The basic limitation period in Ontario is two years from when a reasonable person ought to have known that the cause of action has arisen. For a detailed analysis of your situation you need to look at the somewhat convoluted LIMITATIONS ACT.  This Provincial Statute does not bind the Federal Crown or other provinces. There are other overriding acts like the Municipal Act which reduces your period for personal injury to a matter of days. For debts, there is acknowledgment which has the effect of re-starting the limitation clock. There are potential penalties for filing a claim outside the limitations period and at the same time, there are many things that extend limitations. A judgment in Ontario is good forever and is a way of extending time to collect if you feel the debtors situation may change. For a lay person this can be a lot to digest and likely requires legal advice.


Your judgment does not give you any priority whatsoever in the scheme of distribution from the Trustee’s estate. Unless you are a secured creditor, you will be number 13 at the bottom of the list with all the other unsecured creditors.
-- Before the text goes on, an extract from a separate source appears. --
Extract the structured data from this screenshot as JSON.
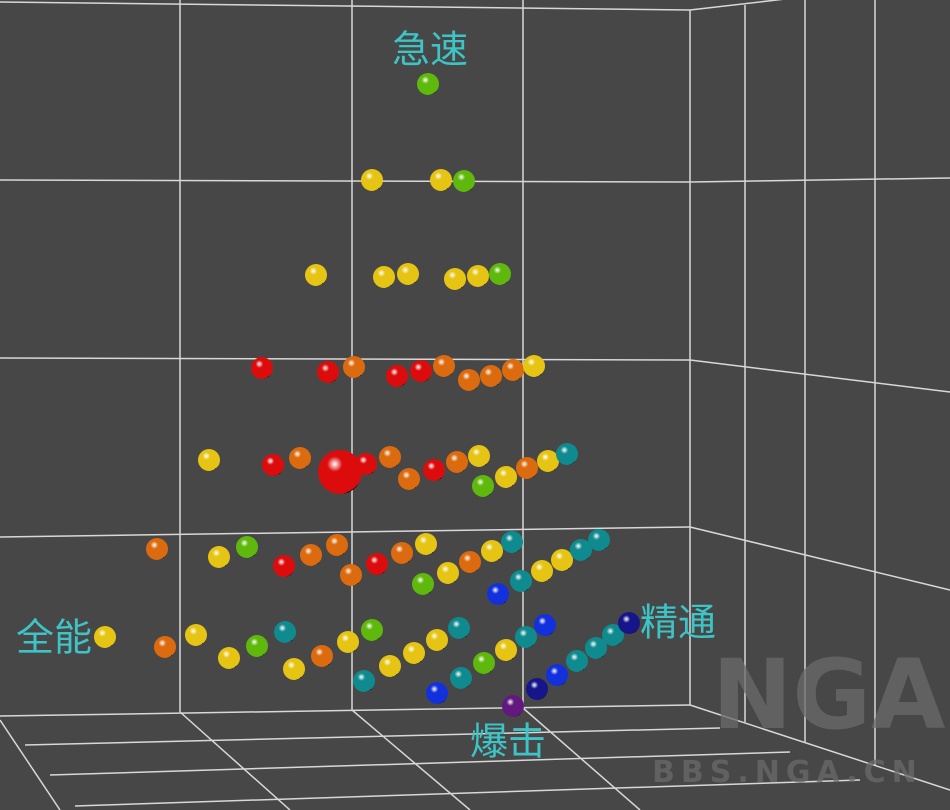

The legal fees you spent to get money into the courts will be number 10 in the scheme. Judgments for fraud, breach of trust, fines, restitution orders, family responsibility and more survive bankruptcy. In many cases, you can initiate a claim after discharge of the bankrupt and the trustee, if your debtor committed an act of fraud or breach of trust. This can be very complicated for a lay person and again requires some legal advice.
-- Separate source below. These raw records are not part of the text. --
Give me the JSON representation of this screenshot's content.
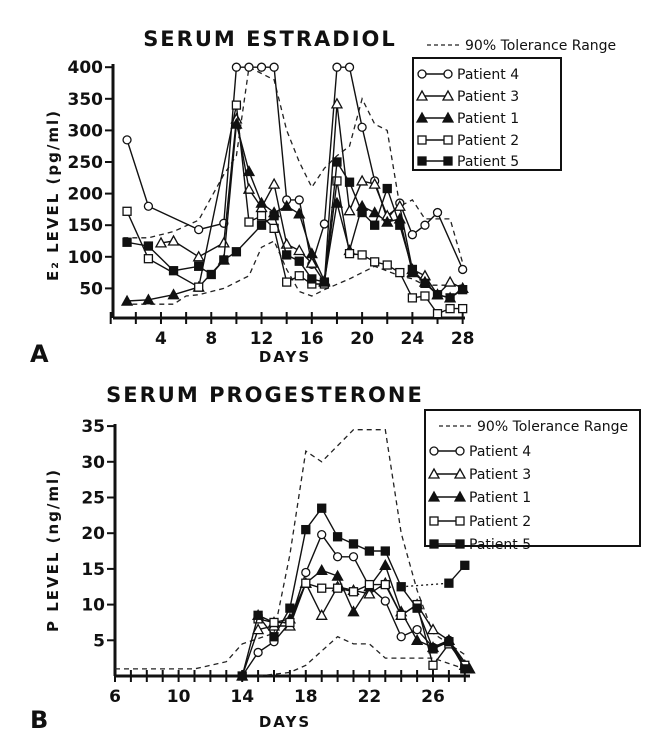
{
  "chart_data": [
    {
      "type": "line",
      "panel": "A",
      "title": "SERUM ESTRADIOL",
      "xlabel": "DAYS",
      "ylabel": "E₂ LEVEL (pg/ml)",
      "xlim": [
        0,
        28
      ],
      "ylim": [
        0,
        400
      ],
      "xticks": [
        4,
        8,
        12,
        16,
        20,
        24,
        28
      ],
      "yticks": [
        50,
        100,
        150,
        200,
        250,
        300,
        350,
        400
      ],
      "legend_position": "top-right",
      "tolerance": {
        "name": "90% Tolerance Range",
        "upper": [
          [
            1,
            130
          ],
          [
            3,
            130
          ],
          [
            5,
            140
          ],
          [
            7,
            158
          ],
          [
            9,
            230
          ],
          [
            10,
            260
          ],
          [
            11,
            400
          ],
          [
            13,
            380
          ],
          [
            14,
            300
          ],
          [
            15,
            250
          ],
          [
            16,
            210
          ],
          [
            17,
            240
          ],
          [
            18,
            260
          ],
          [
            19,
            275
          ],
          [
            20,
            350
          ],
          [
            21,
            310
          ],
          [
            22,
            300
          ],
          [
            23,
            180
          ],
          [
            24,
            190
          ],
          [
            25,
            160
          ],
          [
            26,
            160
          ],
          [
            27,
            160
          ],
          [
            28,
            90
          ]
        ],
        "lower": [
          [
            1,
            25
          ],
          [
            3,
            25
          ],
          [
            5,
            25
          ],
          [
            6,
            38
          ],
          [
            7,
            40
          ],
          [
            9,
            50
          ],
          [
            11,
            70
          ],
          [
            12,
            115
          ],
          [
            13,
            125
          ],
          [
            14,
            80
          ],
          [
            15,
            45
          ],
          [
            16,
            38
          ],
          [
            17,
            48
          ],
          [
            19,
            65
          ],
          [
            21,
            85
          ],
          [
            23,
            70
          ],
          [
            24,
            65
          ],
          [
            25,
            55
          ],
          [
            28,
            55
          ]
        ]
      },
      "series": [
        {
          "name": "Patient 4",
          "marker": "circle-open",
          "points": [
            [
              1.3,
              285
            ],
            [
              3,
              180
            ],
            [
              7,
              143
            ],
            [
              9,
              153
            ],
            [
              10,
              400
            ],
            [
              11,
              400
            ],
            [
              12,
              400
            ],
            [
              13,
              400
            ],
            [
              14,
              190
            ],
            [
              15,
              190
            ],
            [
              16,
              88
            ],
            [
              17,
              152
            ],
            [
              18,
              400
            ],
            [
              19,
              400
            ],
            [
              20,
              305
            ],
            [
              21,
              220
            ],
            [
              22,
              160
            ],
            [
              23,
              185
            ],
            [
              24,
              135
            ],
            [
              25,
              150
            ],
            [
              26,
              170
            ],
            [
              28,
              80
            ]
          ]
        },
        {
          "name": "Patient 3",
          "marker": "triangle-open",
          "points": [
            [
              4,
              122
            ],
            [
              5,
              125
            ],
            [
              7,
              100
            ],
            [
              9,
              122
            ],
            [
              10,
              318
            ],
            [
              11,
              207
            ],
            [
              12,
              178
            ],
            [
              13,
              215
            ],
            [
              14,
              120
            ],
            [
              15,
              110
            ],
            [
              16,
              90
            ],
            [
              17,
              60
            ],
            [
              18,
              342
            ],
            [
              19,
              173
            ],
            [
              20,
              220
            ],
            [
              21,
              215
            ],
            [
              22,
              165
            ],
            [
              23,
              180
            ],
            [
              24,
              80
            ],
            [
              25,
              70
            ],
            [
              26,
              40
            ],
            [
              27,
              60
            ],
            [
              28,
              50
            ]
          ]
        },
        {
          "name": "Patient 1",
          "marker": "triangle-filled",
          "points": [
            [
              1.3,
              30
            ],
            [
              3,
              32
            ],
            [
              5,
              40
            ],
            [
              7,
              52
            ],
            [
              9,
              95
            ],
            [
              10,
              310
            ],
            [
              11,
              235
            ],
            [
              12,
              185
            ],
            [
              13,
              170
            ],
            [
              14,
              180
            ],
            [
              15,
              168
            ],
            [
              16,
              105
            ],
            [
              17,
              62
            ],
            [
              18,
              185
            ],
            [
              19,
              110
            ],
            [
              20,
              180
            ],
            [
              21,
              170
            ],
            [
              22,
              155
            ],
            [
              23,
              160
            ],
            [
              24,
              75
            ],
            [
              25,
              60
            ],
            [
              26,
              40
            ],
            [
              27,
              35
            ],
            [
              28,
              50
            ]
          ]
        },
        {
          "name": "Patient 2",
          "marker": "square-open",
          "points": [
            [
              1.3,
              172
            ],
            [
              3,
              97
            ],
            [
              7,
              52
            ],
            [
              10,
              340
            ],
            [
              11,
              155
            ],
            [
              12,
              165
            ],
            [
              13,
              145
            ],
            [
              14,
              60
            ],
            [
              15,
              70
            ],
            [
              16,
              57
            ],
            [
              17,
              57
            ],
            [
              18,
              220
            ],
            [
              19,
              105
            ],
            [
              20,
              103
            ],
            [
              21,
              92
            ],
            [
              22,
              87
            ],
            [
              23,
              75
            ],
            [
              24,
              35
            ],
            [
              25,
              38
            ],
            [
              26,
              10
            ],
            [
              27,
              18
            ],
            [
              28,
              18
            ]
          ]
        },
        {
          "name": "Patient 5",
          "marker": "square-filled",
          "points": [
            [
              1.3,
              123
            ],
            [
              3,
              117
            ],
            [
              5,
              78
            ],
            [
              7,
              85
            ],
            [
              8,
              72
            ],
            [
              9,
              95
            ],
            [
              10,
              108
            ],
            [
              12,
              150
            ],
            [
              13,
              165
            ],
            [
              14,
              103
            ],
            [
              15,
              93
            ],
            [
              16,
              65
            ],
            [
              17,
              60
            ],
            [
              18,
              250
            ],
            [
              19,
              218
            ],
            [
              20,
              170
            ],
            [
              21,
              150
            ],
            [
              22,
              208
            ],
            [
              23,
              150
            ],
            [
              24,
              80
            ],
            [
              25,
              58
            ],
            [
              26,
              40
            ],
            [
              27,
              35
            ],
            [
              28,
              48
            ]
          ]
        }
      ]
    },
    {
      "type": "line",
      "panel": "B",
      "title": "SERUM PROGESTERONE",
      "xlabel": "DAYS",
      "ylabel": "P LEVEL (ng/ml)",
      "xlim": [
        6,
        28.5
      ],
      "ylim": [
        0,
        35
      ],
      "xticks": [
        6,
        10,
        14,
        18,
        22,
        26
      ],
      "yticks": [
        5,
        10,
        15,
        20,
        25,
        30,
        35
      ],
      "legend_position": "top-right",
      "tolerance": {
        "name": "90% Tolerance Range",
        "upper": [
          [
            6,
            1
          ],
          [
            11,
            1
          ],
          [
            13,
            2
          ],
          [
            14,
            4.5
          ],
          [
            16,
            6
          ],
          [
            17,
            17
          ],
          [
            18,
            31.5
          ],
          [
            19,
            30
          ],
          [
            21,
            34.5
          ],
          [
            23,
            34.5
          ],
          [
            24,
            20
          ],
          [
            25,
            12
          ],
          [
            26,
            6
          ],
          [
            28,
            3
          ]
        ],
        "lower": [
          [
            15,
            0
          ],
          [
            17,
            0.5
          ],
          [
            18,
            1.5
          ],
          [
            20,
            5.5
          ],
          [
            21,
            4.5
          ],
          [
            22,
            4.5
          ],
          [
            23,
            2.5
          ],
          [
            26,
            2.5
          ],
          [
            28,
            1
          ]
        ]
      },
      "series": [
        {
          "name": "Patient 4",
          "marker": "circle-open",
          "points": [
            [
              14,
              0
            ],
            [
              15,
              3.3
            ],
            [
              16,
              4.8
            ],
            [
              17,
              7.5
            ],
            [
              18,
              14.5
            ],
            [
              19,
              19.8
            ],
            [
              20,
              16.7
            ],
            [
              21,
              16.7
            ],
            [
              22,
              12.5
            ],
            [
              23,
              10.5
            ],
            [
              24,
              5.5
            ],
            [
              25,
              6.5
            ],
            [
              26,
              4
            ],
            [
              27,
              5
            ],
            [
              28,
              1
            ]
          ]
        },
        {
          "name": "Patient 3",
          "marker": "triangle-open",
          "points": [
            [
              14,
              0
            ],
            [
              15,
              6.5
            ],
            [
              16,
              7
            ],
            [
              17,
              7
            ],
            [
              18,
              13
            ],
            [
              19,
              8.5
            ],
            [
              20,
              12.5
            ],
            [
              21,
              12
            ],
            [
              22,
              11.5
            ],
            [
              23,
              13
            ],
            [
              24,
              8.5
            ],
            [
              25,
              10
            ],
            [
              26,
              6.5
            ],
            [
              27,
              5
            ],
            [
              28,
              1.5
            ]
          ]
        },
        {
          "name": "Patient 1",
          "marker": "triangle-filled",
          "points": [
            [
              15,
              8.5
            ],
            [
              16,
              7.5
            ],
            [
              17,
              8
            ],
            [
              18,
              13
            ],
            [
              19,
              14.8
            ],
            [
              20,
              14
            ],
            [
              21,
              9
            ],
            [
              22,
              12.5
            ],
            [
              23,
              15.5
            ],
            [
              24,
              9
            ],
            [
              25,
              5
            ],
            [
              26,
              4
            ],
            [
              27,
              5
            ],
            [
              28.3,
              1
            ]
          ]
        },
        {
          "name": "Patient 2",
          "marker": "square-open",
          "points": [
            [
              15,
              8
            ],
            [
              16,
              7.5
            ],
            [
              17,
              7.5
            ],
            [
              18,
              13
            ],
            [
              19,
              12.3
            ],
            [
              20,
              12.3
            ],
            [
              21,
              11.8
            ],
            [
              22,
              12.8
            ],
            [
              23,
              12.8
            ],
            [
              24,
              8.5
            ],
            [
              25,
              10
            ],
            [
              26,
              1.5
            ],
            [
              27,
              4.5
            ],
            [
              28,
              1.5
            ]
          ]
        },
        {
          "name": "Patient 5",
          "marker": "square-filled",
          "points": [
            [
              14,
              0
            ],
            [
              15,
              8.5
            ],
            [
              16,
              5.5
            ],
            [
              17,
              9.5
            ],
            [
              18,
              20.5
            ],
            [
              19,
              23.5
            ],
            [
              20,
              19.5
            ],
            [
              21,
              18.5
            ],
            [
              22,
              17.5
            ],
            [
              23,
              17.5
            ],
            [
              24,
              12.5
            ],
            [
              25,
              9.5
            ],
            [
              26,
              3.8
            ],
            [
              27,
              4.8
            ],
            [
              28,
              1
            ]
          ],
          "extra_dotted": [
            [
              24,
              12.5
            ],
            [
              27,
              13
            ]
          ],
          "extra_solid": [
            [
              27,
              13
            ],
            [
              28,
              15.5
            ]
          ]
        }
      ]
    }
  ]
}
Determining assets is critical in assessing the probability of bankruptcy. It is also a litmus test of the probability of collecting your judgment. The search tools on the left are useful for investigative purposes in searching out what is owed and owned. If your debtor has no identifiable assets or income/revenue, then it will be difficult to collect. Read more on the COLLECT A JUDGMENT page.


The winner may or may not be awarded costs of up to 15% of the amount claimed. These costs may be for legal fees or any actual expenses for which the party has a receipt. If you are the plaintiff and you lose your claim, costs are the consequence. If you are the defendant and you lose, the judgment may appear on your credit file for six years after you pay (satisfy) the judgment including costs.